For a long time, pretty much since Schumacher’s first retirement, I’ve increasingly been a neutral F1 fan. I want to see great racing, whether it’s for 1st, 10th or 15th place. Regarding these two, I admired Lewis Hamilton when he arrived with a bang in the late ‘00s, then I went off him for a few years, but recently I can’t help admiring him all over again for the sporting greatness he’s reached and the way he’s using his platform to try doing good things for the world – very much swimming against the surrounding tide in the process. I have equally had to just sit back and watch in awe at some of the performances Max Verstappen has put in, such as the waterproof charge to the podium from 14th at a drenched Interlagos in 2016 that comes to mind so readily. His instant impact and the way he has become a national sensation on such a scale is a rare and special thing for the sport, on its face.
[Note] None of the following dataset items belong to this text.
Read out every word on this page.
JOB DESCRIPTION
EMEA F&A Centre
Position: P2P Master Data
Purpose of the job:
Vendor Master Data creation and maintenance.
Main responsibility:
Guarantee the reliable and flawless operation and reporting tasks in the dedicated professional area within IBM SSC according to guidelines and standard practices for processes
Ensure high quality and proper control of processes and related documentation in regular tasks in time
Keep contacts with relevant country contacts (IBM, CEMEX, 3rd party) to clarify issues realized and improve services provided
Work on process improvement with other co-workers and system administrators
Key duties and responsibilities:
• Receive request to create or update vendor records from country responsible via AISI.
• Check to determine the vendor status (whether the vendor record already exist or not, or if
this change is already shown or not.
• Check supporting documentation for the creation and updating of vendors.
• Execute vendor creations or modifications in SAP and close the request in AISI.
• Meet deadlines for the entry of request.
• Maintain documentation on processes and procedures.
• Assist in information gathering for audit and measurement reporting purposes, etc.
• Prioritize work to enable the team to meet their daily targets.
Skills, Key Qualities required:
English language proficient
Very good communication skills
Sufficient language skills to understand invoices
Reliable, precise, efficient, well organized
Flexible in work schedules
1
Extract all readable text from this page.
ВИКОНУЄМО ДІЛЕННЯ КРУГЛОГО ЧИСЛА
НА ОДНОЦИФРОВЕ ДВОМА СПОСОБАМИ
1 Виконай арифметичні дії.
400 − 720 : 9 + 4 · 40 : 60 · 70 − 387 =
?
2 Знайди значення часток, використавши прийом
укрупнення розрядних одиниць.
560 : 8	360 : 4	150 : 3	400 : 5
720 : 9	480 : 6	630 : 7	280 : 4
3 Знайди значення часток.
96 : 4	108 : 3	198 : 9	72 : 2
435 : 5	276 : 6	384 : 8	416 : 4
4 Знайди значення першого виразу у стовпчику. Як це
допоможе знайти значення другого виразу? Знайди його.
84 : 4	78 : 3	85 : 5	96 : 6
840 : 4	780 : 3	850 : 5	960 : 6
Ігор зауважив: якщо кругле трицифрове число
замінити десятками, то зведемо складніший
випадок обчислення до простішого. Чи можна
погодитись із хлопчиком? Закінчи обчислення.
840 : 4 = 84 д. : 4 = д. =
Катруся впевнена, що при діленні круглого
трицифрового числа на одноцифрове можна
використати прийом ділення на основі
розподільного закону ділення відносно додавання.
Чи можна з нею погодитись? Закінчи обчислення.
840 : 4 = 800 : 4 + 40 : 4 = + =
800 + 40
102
I just fear how ugly things may get between tribes as this all rumbles on.
This race is a
trigger point for some big things, both good and bad, for Formula 1. Let’s see
how it goes from here.
*F1’s weaksauce We
Race As One campaign is meant to encompass several different social and environmental
matters in the world, but to clarify where I am on the prevalent “issue”
featured in the public F1 discourse throughout today: racism is fundamentally
indefensible in any circumstance. There is no logic, there is no justification,
there is no excuse. You can be annoyed by a driver’s split-second decision-making
without hurling racial slurs at them. You manage that all the time when sniping
from afar at the white drivers, after all. No, they don’t “ask” for your myopic
shithousery by embracing their own existence or by simply being visible to you at all. No,
a driver’s skin tone isn’t an influence on their driving and so it doesn’t
factor into what happened on Sunday whatsoever. If you are so depressingly low
on tact, intellect or self-control that you can’t stop yourself from going
there then do the rest of us a favour and take your interests somewhere else
until you learn to grow out of it. Motorsport doesn’t need you until then. Nor
does any developed, even half-decent society.
That’s all I have to say. I want to think about other things now.